I've been unhappy about the state of social media for a long time now. But as it appears, the role of the social media influencer, as the lowest common denominator of photography, will be the first to be rendered redundant by AI automation, which brings me hope that in time, social media can be brought back to what originally was: a place for people to talk to people.
I never understood the popularity of celebrities and influencers, don't people have better things to do with their time than waste it on people who monetize their popularity?
Yeah this title is dumb as hell. Some models and influencers are difficult to work with, and some are easy. The ones that are shitty get less work, naturally. It's just like any other industry. My partner works with them all the time.
This company made an AI model because they're fucking cheap.
We had all this back in the 1970s with "Robots and Computers will take all our jobs" scaremongering.
As factories & production lines started to use robots and CNC machines, CAD and digital imaging appeared, accounting software etc etc we were all going to lose our jobs and live a life of unemployed leisure.
Never happened.
I'm sure AI will play an important role in the future but like so many new fads it will settle into its niche and we will all be okay.
Anybody that pays for a cam-girl is an idiot and I feel slightly bad for them.
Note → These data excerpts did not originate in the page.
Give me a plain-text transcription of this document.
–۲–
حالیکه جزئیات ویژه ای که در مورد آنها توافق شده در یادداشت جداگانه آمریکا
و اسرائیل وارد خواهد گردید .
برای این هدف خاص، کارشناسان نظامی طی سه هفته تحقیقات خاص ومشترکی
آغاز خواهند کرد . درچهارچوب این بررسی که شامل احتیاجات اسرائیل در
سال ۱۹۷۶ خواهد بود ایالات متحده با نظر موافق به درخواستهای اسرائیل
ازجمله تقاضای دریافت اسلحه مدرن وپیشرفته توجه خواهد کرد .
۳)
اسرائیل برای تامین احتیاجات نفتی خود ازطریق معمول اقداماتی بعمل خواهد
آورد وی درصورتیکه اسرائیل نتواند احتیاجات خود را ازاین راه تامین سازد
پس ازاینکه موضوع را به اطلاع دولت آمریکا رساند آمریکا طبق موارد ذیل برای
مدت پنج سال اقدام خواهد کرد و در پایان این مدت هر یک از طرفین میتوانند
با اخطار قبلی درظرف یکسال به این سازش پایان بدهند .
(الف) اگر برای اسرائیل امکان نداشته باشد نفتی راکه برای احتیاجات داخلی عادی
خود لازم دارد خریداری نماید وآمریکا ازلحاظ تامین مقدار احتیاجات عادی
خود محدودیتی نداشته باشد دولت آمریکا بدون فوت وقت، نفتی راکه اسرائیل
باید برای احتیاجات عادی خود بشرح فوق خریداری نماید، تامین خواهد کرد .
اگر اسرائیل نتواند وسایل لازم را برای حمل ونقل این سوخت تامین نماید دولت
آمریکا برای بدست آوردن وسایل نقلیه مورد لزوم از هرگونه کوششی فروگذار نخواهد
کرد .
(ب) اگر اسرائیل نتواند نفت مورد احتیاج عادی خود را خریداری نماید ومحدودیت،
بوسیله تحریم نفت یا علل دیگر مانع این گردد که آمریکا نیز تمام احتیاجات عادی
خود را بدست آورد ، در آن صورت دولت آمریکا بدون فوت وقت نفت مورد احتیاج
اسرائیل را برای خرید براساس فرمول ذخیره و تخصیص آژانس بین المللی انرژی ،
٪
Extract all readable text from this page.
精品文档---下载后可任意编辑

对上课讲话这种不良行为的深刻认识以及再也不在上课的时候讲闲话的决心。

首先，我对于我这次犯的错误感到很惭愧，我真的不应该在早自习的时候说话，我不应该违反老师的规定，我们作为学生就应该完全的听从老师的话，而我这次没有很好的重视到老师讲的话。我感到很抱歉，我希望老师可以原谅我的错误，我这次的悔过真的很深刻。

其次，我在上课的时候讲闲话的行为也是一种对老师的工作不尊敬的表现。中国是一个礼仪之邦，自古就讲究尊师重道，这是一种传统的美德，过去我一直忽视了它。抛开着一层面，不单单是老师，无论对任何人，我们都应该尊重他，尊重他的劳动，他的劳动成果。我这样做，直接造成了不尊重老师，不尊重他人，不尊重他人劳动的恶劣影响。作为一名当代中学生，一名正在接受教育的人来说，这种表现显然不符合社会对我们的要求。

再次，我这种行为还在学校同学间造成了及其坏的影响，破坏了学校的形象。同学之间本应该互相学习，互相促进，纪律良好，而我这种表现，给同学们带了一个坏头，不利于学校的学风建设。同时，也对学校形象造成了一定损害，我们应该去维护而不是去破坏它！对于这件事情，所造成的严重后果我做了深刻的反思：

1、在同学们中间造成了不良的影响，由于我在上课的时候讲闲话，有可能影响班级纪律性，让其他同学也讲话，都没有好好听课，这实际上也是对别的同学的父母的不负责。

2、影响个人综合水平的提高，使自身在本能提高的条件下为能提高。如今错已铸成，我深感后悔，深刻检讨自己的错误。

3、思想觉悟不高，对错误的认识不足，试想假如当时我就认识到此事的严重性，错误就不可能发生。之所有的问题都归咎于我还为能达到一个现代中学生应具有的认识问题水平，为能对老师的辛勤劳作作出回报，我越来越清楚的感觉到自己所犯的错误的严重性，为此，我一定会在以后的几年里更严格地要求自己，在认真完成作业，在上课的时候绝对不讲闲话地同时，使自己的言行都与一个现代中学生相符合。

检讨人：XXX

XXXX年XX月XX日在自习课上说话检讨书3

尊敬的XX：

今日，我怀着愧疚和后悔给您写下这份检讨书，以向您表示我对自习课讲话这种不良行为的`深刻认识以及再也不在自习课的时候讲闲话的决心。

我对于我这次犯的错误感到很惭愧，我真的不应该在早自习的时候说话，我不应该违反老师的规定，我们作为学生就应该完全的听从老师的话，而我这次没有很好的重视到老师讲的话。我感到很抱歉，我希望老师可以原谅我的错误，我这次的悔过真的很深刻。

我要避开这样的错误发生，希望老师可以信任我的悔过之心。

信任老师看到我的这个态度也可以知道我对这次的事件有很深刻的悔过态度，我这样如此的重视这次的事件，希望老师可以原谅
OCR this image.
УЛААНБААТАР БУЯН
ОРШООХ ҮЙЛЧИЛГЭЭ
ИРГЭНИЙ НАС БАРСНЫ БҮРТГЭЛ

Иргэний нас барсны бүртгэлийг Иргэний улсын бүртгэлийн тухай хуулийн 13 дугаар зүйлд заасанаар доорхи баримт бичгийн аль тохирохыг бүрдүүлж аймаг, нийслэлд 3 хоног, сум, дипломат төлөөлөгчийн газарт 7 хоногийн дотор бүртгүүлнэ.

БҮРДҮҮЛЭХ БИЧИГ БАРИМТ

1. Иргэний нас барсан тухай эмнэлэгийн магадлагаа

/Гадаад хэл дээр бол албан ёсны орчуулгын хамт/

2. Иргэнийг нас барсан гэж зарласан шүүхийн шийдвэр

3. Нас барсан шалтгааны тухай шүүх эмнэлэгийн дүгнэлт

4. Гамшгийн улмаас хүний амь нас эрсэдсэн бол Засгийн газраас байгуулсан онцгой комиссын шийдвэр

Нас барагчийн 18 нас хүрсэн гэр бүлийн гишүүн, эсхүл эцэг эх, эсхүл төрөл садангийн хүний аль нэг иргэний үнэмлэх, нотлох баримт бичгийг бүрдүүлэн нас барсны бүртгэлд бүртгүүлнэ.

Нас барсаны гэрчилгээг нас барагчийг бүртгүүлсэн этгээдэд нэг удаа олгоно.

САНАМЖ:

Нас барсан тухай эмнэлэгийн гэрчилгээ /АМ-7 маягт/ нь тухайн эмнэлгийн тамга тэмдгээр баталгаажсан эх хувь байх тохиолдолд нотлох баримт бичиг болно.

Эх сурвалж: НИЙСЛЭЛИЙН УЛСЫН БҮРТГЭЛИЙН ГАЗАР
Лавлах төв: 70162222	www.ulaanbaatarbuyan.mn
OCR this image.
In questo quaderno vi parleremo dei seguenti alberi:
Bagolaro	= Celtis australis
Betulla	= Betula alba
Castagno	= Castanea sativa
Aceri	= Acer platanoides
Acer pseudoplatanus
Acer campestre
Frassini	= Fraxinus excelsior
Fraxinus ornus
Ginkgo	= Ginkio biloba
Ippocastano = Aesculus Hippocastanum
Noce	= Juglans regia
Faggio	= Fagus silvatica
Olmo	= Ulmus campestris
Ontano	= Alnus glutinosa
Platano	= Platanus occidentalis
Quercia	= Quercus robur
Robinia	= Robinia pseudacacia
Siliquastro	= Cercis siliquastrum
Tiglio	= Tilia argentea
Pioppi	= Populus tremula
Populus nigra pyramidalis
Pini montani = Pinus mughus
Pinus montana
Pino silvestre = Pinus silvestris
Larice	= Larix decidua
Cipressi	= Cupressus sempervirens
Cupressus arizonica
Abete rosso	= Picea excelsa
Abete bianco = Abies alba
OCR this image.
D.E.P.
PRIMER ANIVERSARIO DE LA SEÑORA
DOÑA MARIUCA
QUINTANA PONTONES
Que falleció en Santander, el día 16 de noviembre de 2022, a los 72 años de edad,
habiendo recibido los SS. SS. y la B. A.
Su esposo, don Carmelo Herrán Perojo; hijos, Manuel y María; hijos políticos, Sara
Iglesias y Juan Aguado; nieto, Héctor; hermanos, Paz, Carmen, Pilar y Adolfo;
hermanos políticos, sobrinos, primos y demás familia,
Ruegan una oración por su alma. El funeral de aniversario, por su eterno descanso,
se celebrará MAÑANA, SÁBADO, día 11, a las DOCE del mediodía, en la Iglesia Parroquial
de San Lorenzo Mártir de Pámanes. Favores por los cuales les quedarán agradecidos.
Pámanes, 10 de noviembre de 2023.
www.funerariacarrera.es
Anybody that pays for an AI rendering of a cam-girl is a fucking moron and that’s it
I'm genuinely sceptical. How do they ensure the same looking person is generated each time? From any perspective? You can create fake images of a specific person precisely because you have a dataset of ground truth images.
If it is true... Then yeah. Modelling is now a dead job. And weirdly we're back to pre-photo advertising when everything was just drawn.
It has proved a highly lucrative venture for the company, with Cruz telling Euronews that Aitana brings in an average of €3,000 ($3,300) a month, but on one occasion took in €10,000 ($10,900).
Customers of CarynAI pay $1 per minute of time with the virtual Marjorie, which is described by her owners, Forever Voices, as an “extension of Caryn’s consciousness.”
But AI models, influencers, and “girlfriends” also embody the debates at the center of the nascent technology, including ethics, labor, and humanity’s ability to control it.
In a May interview with Business Insider, Marjorie said the bot appeared to have gone rogue and started engaging in sexually explicit conversations with her customers.
“In today’s world, my generation, Gen Z, has found themselves to be experiencing huge side effects of isolation caused by the pandemic, resulting in many being too afraid and anxious to talk to somebody they are attracted to,” Marjorie told Business Insider.
Users have been unable to access CarynAI for the last month after John Meyer, the chief executive of Forever Voices, was arrested on suspicion of arson, 404Media reported.
The original article contains 737 words, the summary contains 182 words. Saved 75%. I'm a bot and I'm open source!
It seems like this isn't even an AI model. They just had an AI create fake pictures of a person that doesn't exist based on design specifications. Does this thing engage with users automatically, does it generate new "photos" on the fly and upload them? Like, what part of this is intelligent? Because if it's not, the article is simply lying at worst, and wrong at best.
The title says it was created with ai, in the article it calls it "an AI creation."
She's also supposed to be a fashion (or whatever) model, which is what I interpreted them as meaning by "model" in your quote, based on the context of the article. But I can see now why you interpreted it differently.
Although I still feel, based on the title and context, that the use of model in your quote is clearly of the fashion variety, and not the AI model variety.